Supplement Your Work Life
Whether you are new to a role and just transitioning or have been unhappy in your position for a while, you can supplement your job with meaningful things outside of work. Whether that means spending time with friends and family, following a passion, or engaging in a fun hobby, play is vital to our well-being.
Often, people struggle with leaving a field or role that doesn’t fully meet their needs, and they feel dissatisfied or under-stimulated. Suppose that’s something you feel, but you do not want to consider a shift. In that case, it can be helpful to do extracurriculars such as community service in a field or place that matches your values and brings additional satisfaction to your sense of balance.
Why Is It Hard to Leave a Job?
You may be wondering what to do if you now recognize these issues but don’t feel ready to leave your job.

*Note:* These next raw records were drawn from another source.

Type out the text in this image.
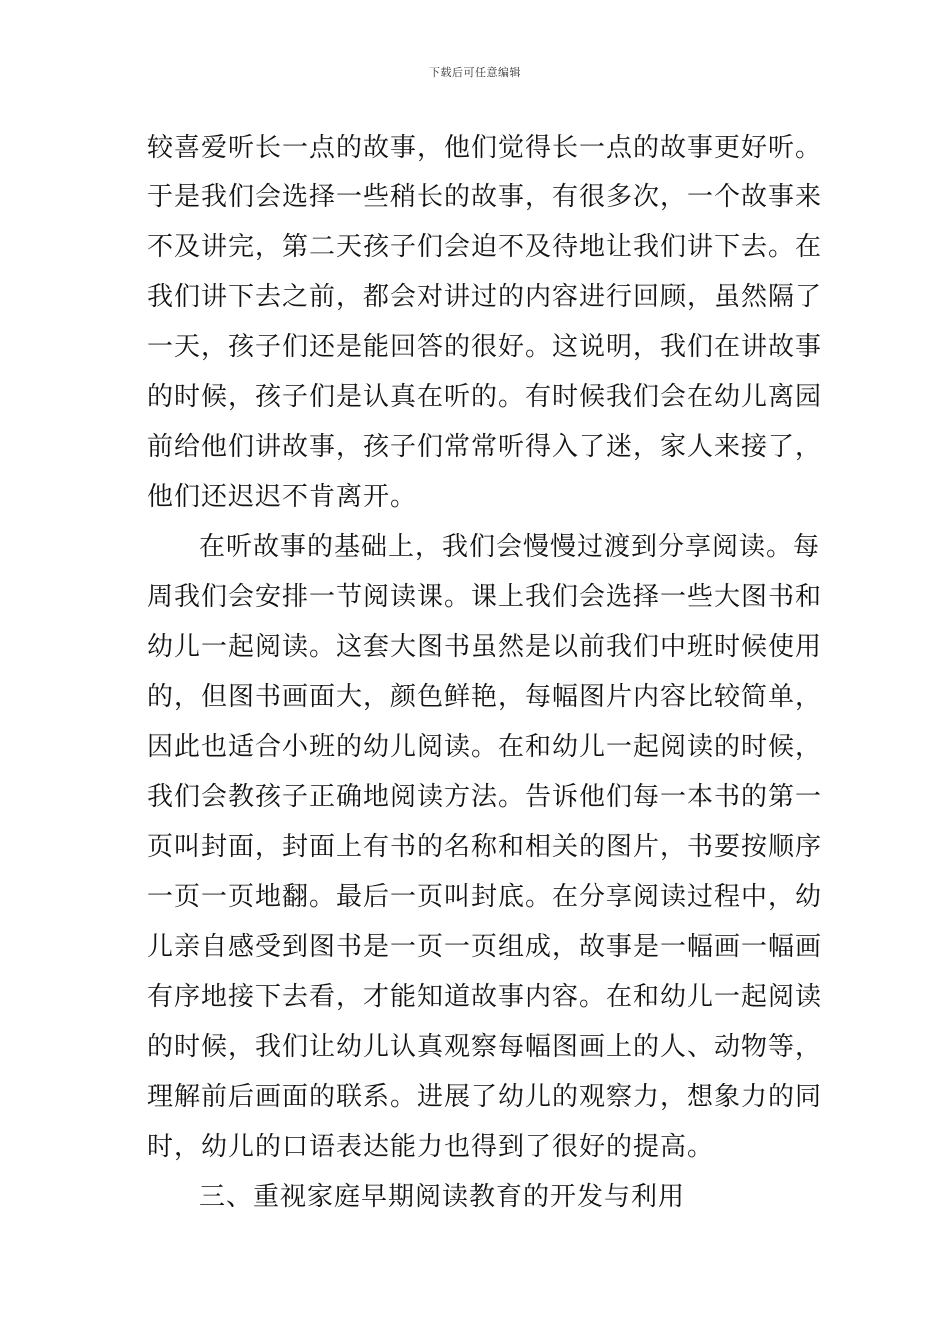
下载后可任意编辑
较喜爱听长一点的故事，他们觉得长一点的故事更好听。
于是我们会选择一些稍长的故事，有很多次，一个故事来
不及讲完，第二天孩子们会迫不及待地让我们讲下去。在
我们讲下去之前，都会对讲过的内容进行回顾，虽然隔了
一天，孩子们还是能回答的很好。这说明，我们在讲故事
的时候，孩子们是认真在听的。有时候我们会在幼儿离园
前给他们讲故事，孩子们常常听得入了迷，家人来接了，
他们还迟迟不肯离开。
在听故事的基础上，我们会慢慢过渡到分享阅读。每
周我们会安排一节阅读课。课上我们会选择一些大图书和
幼儿一起阅读。这套大图书虽然是以前我们中班时候使用
的，但图书画面大，颜色鲜艳，每幅图片内容比较简单，
因此也适合小班的幼儿阅读。在和幼儿一起阅读的时候，
我们会教孩子正确地阅读方法。告诉他们每一本书的第一
页叫封面，封面上有书的名称和相关的图片，书要按顺序
一页一页地翻。最后一页叫封底。在分享阅读过程中，幼
儿亲自感受到图书是一页一页组成，故事是一幅画一幅画
有序地接下去看，才能知道故事内容。在和幼儿一起阅读
的时候，我们让幼儿认真观察每幅图画上的人、动物等，
理解前后画面的联系。进展了幼儿的观察力，想象力的同
时，幼儿的口语表达能力也得到了很好的提高。
三、重视家庭早期阅读教育的开发与利用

Financial stability, risk aversion, low confidence, and not having another job direction can be reasons people stay at an unfulfilling job. It’s understandable if you find yourself afraid to make a career shift. The cost might be too high to go back to school or to start something new. You might also be fearful of taking any risks due to dependents relying on you.
While some people in those positions have successfully made meaningful changes in their careers with proper support, it’s also possible to stay at your job if you can improve the way you work!
Working on the things above can help you even if you are not transitioning to a new job and are just trying to improve your current one. If you can’t leave the job, you can still be fully happy by making other parts of your life fill in what you’re lacking at work. And remember, whatever you decide, your path is yours.